Er räusperte sich verlegen. »Danke, Miss McQueen.«

»Hör mit dem Miss McUnsinn auf! Es wird Zeit, dass ihr beide versteht: Ihr seid nicht allein und müsst nicht alles ohne Hilfe schaffen.« Sie nahm Declans Gesicht zwischen ihre Hände. »Ich weiß, dass dich der Verlust immer noch zerfrisst, aber es war nicht deine Schuld. Verzeih dir selbst und lebe wieder. Ab morgen besuchst auch du mich in der Oper zur mentalen Reinigung.« Behutsam küsste sie seine Stirn, drehte sich um und schritt davon.

* * *

Eine Viertelstunde später hatte sich ein unwissender Kadett der Reaper bereit erklärt, mit mir mein letztes Training zu bestreiten. Wir betraten den ebenerdigen Ring, der aus einem roten, auf den Boden gezeichneten Kreis bestand, da flog die Tür zum Trainingsraum auf.

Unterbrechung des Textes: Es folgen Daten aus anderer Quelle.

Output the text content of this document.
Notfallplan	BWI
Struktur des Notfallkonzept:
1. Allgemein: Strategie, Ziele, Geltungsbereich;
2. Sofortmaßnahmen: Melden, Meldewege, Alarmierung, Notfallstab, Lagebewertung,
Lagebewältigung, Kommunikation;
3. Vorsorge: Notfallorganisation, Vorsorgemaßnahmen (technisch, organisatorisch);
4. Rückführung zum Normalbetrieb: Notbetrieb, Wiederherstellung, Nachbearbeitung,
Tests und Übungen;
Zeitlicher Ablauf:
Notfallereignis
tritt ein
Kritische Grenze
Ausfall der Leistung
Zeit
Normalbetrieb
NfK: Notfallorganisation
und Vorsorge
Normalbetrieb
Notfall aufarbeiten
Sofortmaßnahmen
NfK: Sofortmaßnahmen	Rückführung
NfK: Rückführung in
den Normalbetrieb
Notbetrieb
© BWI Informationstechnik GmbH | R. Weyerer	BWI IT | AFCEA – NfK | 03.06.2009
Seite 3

»Ich packe es nicht! Das reicht!« Mit wütenden Schritten donnerte Jax zu uns herüber. »Du kannst gehen, Dexter. Harlow braucht dich nicht mehr.«

Das ließ sich der Gargoyle nicht zweimal sagen, so erzürnt, wie Jax jedes Wort ausspuckte. Dexter verzog den Mund, salutierte mir und trat die Flucht an.

»Ich gehe davon aus, dass du dann mit mir trainierst?«, fragte ich.

»Meinst du das ernst?«

»Natürlich, ab morgen lasse ich es bleiben. Dexter sollte mein letzter Kampf hier im Den sein.«

»Willst du mich verarschen?« Die Ader an Jax’ Hals trat hervor. »Die vergangenen vier Tage hast du kein einziges Wort mit mir geredet – nur genickt, wenn ich mit dir gesprochen habe, oder du bist direkt vor mir geflüchtet. Und jetzt tust du so, als wäre ich irgendein Trainingspartner?«

»Sehe keinen Unterschied zu deinem Verhalten nach dem Zoobesuch«, antwortete ich und zuckte lässig mit den Schultern, obwohl ich nicht im Ansatz gelassen war. Im Gegenteil: Ich kämpfte die sich in mir aufbäumende Wut zurück. Wie ein verletztes Tier schlug sie ihre Klauen in meinen Verstand und versuchte mich mit in den Abgrund zu ziehen.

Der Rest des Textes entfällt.